What doesn’t kill you makes you stronger. Sure, that stands to reason. But if you nearly died from a gunshot wound, you’d be entitled to take some time off, y’know, life to get patched up and recover.

Not so Bob Marley, as we learn in exhaustive, exuberant new documentary Marley directed by Kevin Mcdonald and featuring talking heads like Lee “Scratch” Perry, Jimmy Cliff, Ziggy Marley and many more.
We’ll get to the near death experience in a moment but first must point out a few other topics one could devote 600 words to after watching Marley. Rita Marley: Guardian Angel to the Kaya Casanova, Who Invented Reggae? Three Beats then the Heartbeat, Big Tree, Small Axe: How Bob Marley and The Wailers Chopped Down The Music Industry, Stevie Wonders What Bob Looks Like and Bob’s Babies: 11 Wailing Children to 7 Ladies.
But today class, we’re going to hone in on What Bob Did Next: When The Going Gets Tough the Tuff Get Gong.
In 1976, 31 year old lionhearted reggae champion Bob Marley, survived an assassination attempt in Kingston when gunmen came to a recording studio and unloaded a flurry of bullets.
Some context, Bob Marley and The Wailers had agreed to put on a free concert, Smile Jamaica, on December 5th, 1976. Jamaica was having its share of problems at the time, gangs were killing each other and despite the positive, emancipatory power of reggae music, political tensions were taut like a rubber band pulled within a splinter of breaking.

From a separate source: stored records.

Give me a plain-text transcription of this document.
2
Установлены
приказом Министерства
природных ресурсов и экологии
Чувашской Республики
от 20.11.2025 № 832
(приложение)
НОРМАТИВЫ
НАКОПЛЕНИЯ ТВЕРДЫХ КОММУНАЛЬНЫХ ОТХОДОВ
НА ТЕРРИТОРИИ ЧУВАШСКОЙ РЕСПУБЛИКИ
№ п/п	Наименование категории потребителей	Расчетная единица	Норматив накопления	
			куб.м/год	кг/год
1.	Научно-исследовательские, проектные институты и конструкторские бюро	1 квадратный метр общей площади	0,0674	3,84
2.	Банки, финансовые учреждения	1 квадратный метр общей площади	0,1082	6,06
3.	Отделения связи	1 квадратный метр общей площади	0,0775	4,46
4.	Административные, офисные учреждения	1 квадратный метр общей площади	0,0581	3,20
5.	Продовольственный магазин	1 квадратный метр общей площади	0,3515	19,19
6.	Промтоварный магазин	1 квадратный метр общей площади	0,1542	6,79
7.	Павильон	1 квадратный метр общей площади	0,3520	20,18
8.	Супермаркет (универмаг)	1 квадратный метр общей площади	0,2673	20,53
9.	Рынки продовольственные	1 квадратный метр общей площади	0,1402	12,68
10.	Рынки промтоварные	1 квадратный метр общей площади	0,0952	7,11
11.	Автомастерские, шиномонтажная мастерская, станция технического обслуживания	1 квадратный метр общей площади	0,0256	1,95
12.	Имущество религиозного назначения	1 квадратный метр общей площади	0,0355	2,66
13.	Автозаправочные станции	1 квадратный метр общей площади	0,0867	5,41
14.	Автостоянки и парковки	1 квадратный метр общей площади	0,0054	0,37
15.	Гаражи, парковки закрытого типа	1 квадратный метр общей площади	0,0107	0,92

As the Smile Jamaica concert approached, rumours spread there would be violence, people were going to “shoot up the concert’” and Marley himself may be targeted. Naively, Bob aligned himself with Michael Manley’s People’s National Party (PNP), affiliated to Castro and Russia and a direct opponent to the Jamaican Labour Party (JLP), headed by Edward Seaga and backed by nefarious types at the CIA.
You couldn’t blame Bob.
He just wanted to put on a concert that embodied the words he sang: “One love, One heart, Let’s get together and feel all right.” He wanted to cause irie, not ire. But Manley used Marley’s inadvertent endorsement to call an early election.
The rubber band snapped.
Leading up to the concert, Marley and his band rehearsed every night at 56 Hope Road, Trench Town, a sanctuary where nobody was anybody’s enemy and everybody just played soccer and made music.
Each evening, two secret service agents had been guarding the place, ensuring it was safe haven. But on December 3, just two days before the show, the guards didn’t turn up. So much ganga was being smoked it’s unlikely anyone noticed.
Late in the evening, three intruders (and one outside) burst into the kitchen, firing rounds that hit Marley, his street-smart manager Don Taylor and Marley’s wife and guardian angel Rita.
Blood flowed “like ketchup,” according to Rita. She felt claret trickling down her chin. One gunman shouted to another ``Everybody dead?’’ “Ja mun, everybody dead.’’ It wasn’t a professional hit, but as The Wailers Artistic Director Neville Garrick says gruffly, it was “As professional as (a hit gets in) Jamaica.”
Amazingly, nobody actually died. They were rushed off to hospital as the news filtered through Trench Town and beyond that Jamaica’s hero, a man who was becoming more powerful than the government, was lucky to be alive.
The Smile Jamaica concert was in doubt though and two days later crowds were still waiting, hot, bothered and a little disillusioned five hours after Bob Marley and The Wailers were due on stage.
As night fell, the red, green and black flags did too. People were starting to accept that Marley was recovering from the brazen attack and he wouldn’t be able to make the show.
But the man dubbed Tuff Gong lived up to his name.
Flanked by friends and family, he arrived on stage looking pale and saturated in emotion, not so much fighting back tears as welcoming their cleansing properties.
80,000 people roared.
Marley showed the crowd where the bullet had entered his body and where the lead would stay, inside his left arm for the rest of his life. He looked like he could topple at any moment but refused to let “the evil spirits” win.
He swung his Rastafari dreadlocks around, gathered himself, sung out “Cast away that evil spirit YO!” just as his band struck up and played a scorching, defiant set that included No More Trouble, Get Up Stand Up and Rebel Music.
By proving whatever didn’t kill him made him stronger, Marley showed Jamaicans their strength was limitless. As Rita remarked “He not afraid.”
Marley (Roadshow) now showing at Cinema Nova, Carlton, Dendy Newtown, Palace Chauvel, Luna, Leederville, Fremantle Luna on S.X and Hobart State.